The Greek air force has shortlisted the contenders for its airborne early warning (AEW) requirement to Ericsson Microwave Systems, Lockheed Martin and Northrop Grumman.

Initial screening of respondents to the Greek request for information has pitted Ericsson's Erieye airborne early warning and control system, mounted on an Embraer RJ-145 twinjet, against Northrop Grumman's APS-145 radar system, mounted on a Lockheed Martin C-130J Hercules, and the same radar mounted on a Northrop Grumman E-2C Hawkeye 2000.

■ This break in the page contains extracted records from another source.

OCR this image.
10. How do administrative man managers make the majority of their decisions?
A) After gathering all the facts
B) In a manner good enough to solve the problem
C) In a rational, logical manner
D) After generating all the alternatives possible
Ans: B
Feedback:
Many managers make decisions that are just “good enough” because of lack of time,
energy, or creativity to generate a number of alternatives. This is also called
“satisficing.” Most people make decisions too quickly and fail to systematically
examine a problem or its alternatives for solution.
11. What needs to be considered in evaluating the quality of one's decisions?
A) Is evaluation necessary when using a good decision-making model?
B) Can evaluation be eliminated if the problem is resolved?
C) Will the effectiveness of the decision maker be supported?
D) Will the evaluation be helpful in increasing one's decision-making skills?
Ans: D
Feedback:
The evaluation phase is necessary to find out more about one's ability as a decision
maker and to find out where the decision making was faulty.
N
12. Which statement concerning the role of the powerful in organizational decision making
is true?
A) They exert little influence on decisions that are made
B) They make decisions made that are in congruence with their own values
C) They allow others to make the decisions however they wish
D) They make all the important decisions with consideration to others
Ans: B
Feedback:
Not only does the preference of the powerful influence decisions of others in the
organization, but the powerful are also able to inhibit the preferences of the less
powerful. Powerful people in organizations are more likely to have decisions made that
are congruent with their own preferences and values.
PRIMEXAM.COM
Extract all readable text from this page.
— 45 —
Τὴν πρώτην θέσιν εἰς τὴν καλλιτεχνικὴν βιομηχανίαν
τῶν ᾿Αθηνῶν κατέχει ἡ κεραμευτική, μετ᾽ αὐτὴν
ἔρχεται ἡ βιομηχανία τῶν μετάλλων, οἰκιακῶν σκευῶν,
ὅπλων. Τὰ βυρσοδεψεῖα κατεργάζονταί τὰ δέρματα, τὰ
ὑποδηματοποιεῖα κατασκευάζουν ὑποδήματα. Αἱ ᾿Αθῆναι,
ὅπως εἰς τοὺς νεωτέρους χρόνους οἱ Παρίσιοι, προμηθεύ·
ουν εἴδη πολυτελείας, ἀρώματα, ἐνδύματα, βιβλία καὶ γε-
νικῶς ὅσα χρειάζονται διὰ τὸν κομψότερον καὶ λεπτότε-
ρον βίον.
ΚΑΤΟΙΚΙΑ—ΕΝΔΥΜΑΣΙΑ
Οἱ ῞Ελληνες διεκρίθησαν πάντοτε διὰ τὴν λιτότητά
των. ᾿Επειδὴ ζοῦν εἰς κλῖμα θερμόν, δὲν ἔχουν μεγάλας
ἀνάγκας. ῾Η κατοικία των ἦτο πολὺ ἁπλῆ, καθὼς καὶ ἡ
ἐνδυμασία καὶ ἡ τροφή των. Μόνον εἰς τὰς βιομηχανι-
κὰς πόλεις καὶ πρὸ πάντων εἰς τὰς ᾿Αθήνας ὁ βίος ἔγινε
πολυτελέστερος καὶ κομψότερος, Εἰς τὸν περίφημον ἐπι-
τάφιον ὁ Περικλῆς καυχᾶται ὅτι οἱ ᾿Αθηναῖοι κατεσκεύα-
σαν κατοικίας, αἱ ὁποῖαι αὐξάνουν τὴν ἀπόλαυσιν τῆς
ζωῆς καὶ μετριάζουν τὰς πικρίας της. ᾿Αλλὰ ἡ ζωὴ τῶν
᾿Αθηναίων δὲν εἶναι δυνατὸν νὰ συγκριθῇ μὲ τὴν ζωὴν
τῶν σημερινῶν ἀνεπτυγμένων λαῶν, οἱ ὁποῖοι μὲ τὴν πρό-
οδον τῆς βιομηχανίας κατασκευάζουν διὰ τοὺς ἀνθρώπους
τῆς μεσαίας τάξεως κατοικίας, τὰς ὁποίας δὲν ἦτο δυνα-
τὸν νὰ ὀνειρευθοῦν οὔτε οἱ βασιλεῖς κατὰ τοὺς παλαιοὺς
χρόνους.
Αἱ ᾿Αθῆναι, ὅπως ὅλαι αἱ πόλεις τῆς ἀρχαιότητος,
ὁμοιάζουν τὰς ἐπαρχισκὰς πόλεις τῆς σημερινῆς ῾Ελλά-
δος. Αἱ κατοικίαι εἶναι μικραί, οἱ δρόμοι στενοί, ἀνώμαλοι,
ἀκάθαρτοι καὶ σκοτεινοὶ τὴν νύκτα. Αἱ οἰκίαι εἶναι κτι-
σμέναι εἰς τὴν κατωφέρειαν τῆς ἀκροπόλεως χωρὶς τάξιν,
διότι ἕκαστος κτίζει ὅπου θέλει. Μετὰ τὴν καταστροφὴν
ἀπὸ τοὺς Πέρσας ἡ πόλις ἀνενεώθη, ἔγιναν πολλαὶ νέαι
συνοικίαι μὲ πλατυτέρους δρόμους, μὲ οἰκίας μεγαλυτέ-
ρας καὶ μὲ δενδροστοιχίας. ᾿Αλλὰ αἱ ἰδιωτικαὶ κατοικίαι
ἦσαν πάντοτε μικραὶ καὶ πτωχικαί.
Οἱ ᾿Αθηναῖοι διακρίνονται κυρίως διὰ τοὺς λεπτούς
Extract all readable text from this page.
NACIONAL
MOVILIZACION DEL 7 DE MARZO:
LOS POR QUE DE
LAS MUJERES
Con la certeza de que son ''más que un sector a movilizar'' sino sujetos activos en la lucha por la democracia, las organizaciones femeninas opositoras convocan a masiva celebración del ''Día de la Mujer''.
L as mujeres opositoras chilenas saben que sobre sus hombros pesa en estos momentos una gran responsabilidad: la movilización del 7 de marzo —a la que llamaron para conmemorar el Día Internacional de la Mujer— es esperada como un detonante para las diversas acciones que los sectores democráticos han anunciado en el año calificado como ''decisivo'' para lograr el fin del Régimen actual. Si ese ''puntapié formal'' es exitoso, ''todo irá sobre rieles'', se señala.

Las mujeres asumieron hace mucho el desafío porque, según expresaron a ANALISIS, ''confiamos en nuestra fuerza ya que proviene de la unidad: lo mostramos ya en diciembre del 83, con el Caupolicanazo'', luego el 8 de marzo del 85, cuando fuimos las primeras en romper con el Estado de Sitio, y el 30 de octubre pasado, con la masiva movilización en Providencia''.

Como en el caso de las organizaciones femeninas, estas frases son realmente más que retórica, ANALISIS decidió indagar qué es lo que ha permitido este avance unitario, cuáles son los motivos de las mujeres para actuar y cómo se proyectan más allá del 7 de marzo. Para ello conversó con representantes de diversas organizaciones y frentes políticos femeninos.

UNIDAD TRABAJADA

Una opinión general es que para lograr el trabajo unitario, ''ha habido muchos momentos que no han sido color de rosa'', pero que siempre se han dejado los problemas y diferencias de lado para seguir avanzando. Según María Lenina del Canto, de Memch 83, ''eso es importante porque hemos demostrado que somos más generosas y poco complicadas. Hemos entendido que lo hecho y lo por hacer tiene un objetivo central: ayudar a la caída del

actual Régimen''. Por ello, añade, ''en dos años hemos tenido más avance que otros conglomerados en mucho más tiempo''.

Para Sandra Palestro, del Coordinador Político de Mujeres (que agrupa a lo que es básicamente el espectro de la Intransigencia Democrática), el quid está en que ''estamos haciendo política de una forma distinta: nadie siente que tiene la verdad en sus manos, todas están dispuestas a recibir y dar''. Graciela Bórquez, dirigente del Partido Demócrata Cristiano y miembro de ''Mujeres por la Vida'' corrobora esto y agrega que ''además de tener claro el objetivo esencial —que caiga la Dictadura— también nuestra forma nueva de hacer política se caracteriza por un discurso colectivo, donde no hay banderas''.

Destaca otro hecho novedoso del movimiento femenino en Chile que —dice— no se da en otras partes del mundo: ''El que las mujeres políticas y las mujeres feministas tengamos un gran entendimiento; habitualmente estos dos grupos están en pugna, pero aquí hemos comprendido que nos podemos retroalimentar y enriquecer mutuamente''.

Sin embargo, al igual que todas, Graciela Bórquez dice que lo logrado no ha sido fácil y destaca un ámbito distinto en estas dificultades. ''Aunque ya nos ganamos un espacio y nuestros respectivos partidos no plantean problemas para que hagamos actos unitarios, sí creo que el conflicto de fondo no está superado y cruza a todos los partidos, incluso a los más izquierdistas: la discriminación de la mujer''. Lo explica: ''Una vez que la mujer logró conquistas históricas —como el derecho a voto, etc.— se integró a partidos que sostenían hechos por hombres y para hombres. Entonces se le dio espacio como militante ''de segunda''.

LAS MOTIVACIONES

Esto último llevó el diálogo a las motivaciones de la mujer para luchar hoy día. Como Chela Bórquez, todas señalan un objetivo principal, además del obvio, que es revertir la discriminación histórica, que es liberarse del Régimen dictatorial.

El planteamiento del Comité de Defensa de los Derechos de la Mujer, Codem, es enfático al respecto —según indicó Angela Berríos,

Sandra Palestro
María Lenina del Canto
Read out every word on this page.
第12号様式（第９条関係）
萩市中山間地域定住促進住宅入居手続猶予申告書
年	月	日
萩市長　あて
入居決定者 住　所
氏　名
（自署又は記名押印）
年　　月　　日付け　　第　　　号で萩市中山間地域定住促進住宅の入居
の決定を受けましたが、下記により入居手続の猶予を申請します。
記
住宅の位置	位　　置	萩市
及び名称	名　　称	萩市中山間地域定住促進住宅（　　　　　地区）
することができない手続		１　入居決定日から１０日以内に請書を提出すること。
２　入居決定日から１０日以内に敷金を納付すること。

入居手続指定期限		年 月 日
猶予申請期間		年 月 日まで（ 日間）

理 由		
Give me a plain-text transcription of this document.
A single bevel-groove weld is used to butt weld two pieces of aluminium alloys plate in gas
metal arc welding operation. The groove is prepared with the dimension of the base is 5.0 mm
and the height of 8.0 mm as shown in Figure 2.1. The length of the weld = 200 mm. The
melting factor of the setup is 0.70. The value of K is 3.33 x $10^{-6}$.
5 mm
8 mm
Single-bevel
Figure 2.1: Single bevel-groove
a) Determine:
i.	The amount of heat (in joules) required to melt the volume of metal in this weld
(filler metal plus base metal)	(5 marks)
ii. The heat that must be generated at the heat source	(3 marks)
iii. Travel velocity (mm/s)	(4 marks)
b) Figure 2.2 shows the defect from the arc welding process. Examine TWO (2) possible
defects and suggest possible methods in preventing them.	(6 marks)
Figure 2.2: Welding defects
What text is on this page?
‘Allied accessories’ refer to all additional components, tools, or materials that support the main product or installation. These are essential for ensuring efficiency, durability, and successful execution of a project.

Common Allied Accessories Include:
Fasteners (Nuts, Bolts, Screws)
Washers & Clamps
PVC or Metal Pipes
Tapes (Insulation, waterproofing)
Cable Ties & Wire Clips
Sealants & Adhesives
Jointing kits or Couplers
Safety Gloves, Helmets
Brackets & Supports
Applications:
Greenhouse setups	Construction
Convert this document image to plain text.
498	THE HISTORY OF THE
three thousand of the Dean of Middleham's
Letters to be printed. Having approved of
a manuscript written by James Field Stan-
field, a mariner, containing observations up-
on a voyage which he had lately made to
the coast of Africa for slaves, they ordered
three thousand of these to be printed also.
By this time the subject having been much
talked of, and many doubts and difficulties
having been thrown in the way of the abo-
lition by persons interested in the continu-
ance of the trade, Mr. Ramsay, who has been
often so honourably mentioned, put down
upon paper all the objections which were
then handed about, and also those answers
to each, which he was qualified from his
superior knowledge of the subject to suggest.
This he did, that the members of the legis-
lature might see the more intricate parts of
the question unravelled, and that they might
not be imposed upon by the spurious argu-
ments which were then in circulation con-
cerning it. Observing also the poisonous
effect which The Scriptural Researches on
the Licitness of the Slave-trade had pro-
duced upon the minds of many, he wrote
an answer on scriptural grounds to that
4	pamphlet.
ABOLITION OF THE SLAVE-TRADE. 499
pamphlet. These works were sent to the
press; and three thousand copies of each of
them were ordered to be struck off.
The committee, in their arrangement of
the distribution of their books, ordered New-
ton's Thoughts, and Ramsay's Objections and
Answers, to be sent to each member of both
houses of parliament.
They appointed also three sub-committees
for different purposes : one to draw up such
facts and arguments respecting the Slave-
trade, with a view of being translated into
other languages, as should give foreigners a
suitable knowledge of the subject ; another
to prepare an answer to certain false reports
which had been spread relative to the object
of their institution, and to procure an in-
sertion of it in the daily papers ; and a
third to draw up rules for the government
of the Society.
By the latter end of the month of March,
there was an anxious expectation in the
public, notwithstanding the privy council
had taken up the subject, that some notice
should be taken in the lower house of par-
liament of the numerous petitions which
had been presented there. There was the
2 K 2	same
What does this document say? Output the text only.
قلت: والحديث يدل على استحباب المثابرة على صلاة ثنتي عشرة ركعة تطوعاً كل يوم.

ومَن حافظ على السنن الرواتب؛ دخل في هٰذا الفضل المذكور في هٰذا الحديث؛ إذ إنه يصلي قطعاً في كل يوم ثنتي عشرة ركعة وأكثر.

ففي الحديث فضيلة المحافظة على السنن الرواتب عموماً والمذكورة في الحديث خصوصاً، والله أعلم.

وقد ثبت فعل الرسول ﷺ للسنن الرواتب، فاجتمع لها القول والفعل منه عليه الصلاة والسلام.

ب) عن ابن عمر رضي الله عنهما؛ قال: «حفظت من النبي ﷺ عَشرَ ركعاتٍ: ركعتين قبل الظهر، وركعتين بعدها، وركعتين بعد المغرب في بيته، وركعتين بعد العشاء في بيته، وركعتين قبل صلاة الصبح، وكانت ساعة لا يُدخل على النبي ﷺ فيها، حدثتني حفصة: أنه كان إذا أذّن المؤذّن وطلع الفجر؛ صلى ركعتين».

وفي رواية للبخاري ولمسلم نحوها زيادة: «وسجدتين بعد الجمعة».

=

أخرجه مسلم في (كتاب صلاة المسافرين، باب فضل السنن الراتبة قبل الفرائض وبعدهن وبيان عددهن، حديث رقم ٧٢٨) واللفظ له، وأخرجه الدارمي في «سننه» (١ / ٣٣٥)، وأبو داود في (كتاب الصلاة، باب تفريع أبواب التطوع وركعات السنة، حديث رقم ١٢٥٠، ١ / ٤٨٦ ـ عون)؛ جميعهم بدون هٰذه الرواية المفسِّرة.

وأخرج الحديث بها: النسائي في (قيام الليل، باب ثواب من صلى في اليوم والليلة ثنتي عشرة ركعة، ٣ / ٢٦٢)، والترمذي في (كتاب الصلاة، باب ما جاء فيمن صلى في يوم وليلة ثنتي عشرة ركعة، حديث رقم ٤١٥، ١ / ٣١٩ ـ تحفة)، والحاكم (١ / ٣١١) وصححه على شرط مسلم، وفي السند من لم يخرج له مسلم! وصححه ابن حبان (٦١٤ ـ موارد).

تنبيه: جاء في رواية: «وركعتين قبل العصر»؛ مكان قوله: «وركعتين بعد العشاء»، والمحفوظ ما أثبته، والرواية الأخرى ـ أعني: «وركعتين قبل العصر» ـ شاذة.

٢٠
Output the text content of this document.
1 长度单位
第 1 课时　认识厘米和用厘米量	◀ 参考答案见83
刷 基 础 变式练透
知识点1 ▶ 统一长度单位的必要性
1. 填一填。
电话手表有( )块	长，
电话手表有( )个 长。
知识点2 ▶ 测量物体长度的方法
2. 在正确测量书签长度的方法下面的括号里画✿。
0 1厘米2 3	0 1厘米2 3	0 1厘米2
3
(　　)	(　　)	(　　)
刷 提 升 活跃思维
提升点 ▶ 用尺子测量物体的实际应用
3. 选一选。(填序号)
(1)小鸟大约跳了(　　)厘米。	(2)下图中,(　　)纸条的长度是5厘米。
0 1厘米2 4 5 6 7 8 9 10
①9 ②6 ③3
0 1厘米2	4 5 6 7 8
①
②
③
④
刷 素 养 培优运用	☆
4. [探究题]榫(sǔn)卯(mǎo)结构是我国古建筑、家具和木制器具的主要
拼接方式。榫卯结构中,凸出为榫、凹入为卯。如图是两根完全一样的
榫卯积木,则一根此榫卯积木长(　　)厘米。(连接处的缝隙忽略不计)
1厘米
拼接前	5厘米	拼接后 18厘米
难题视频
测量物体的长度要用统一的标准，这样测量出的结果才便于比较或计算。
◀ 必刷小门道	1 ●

The Swedish company has teamed up with Thomson-CSF on its bid, with Thomson contributing its DR3000 ESM passive detection system, integrated self- protection systems, secure radio and datalinks and identification friend-or-foe transponders. The Erieye system is based on a dorsally mounted phased-array radar. As part of its offset package, Ericsson has established a Greek telecommunications and defence subsidiary called Ericsson Hellas,

Lockheed Martin says its radar is a proven system on current Hawkeyes, at medium cost, and that the C-130J platform offers six onboard workstations with possible expansion to nine. The C-130J can patrol for 14h continuously, and the Greek air force has the option of fitting the aircraft with refuelling probes.

The Hawkeye 2000 is planned for service entry in 2001. It has three upgraded onboard workstations and, according to Northrop Grumman, offers "significant enhancements in data management, system throughput, operator interfaces, connectivity and situational awareness".

The system features a new central mission computer, with less weight and volume than in earlier Hawkeyes, and allowing the installation of new onboard systems.

It will have a fully integrated satellite communications capability, and a new co-operative engagement capability system, improved fleet-wide communications and data exchange.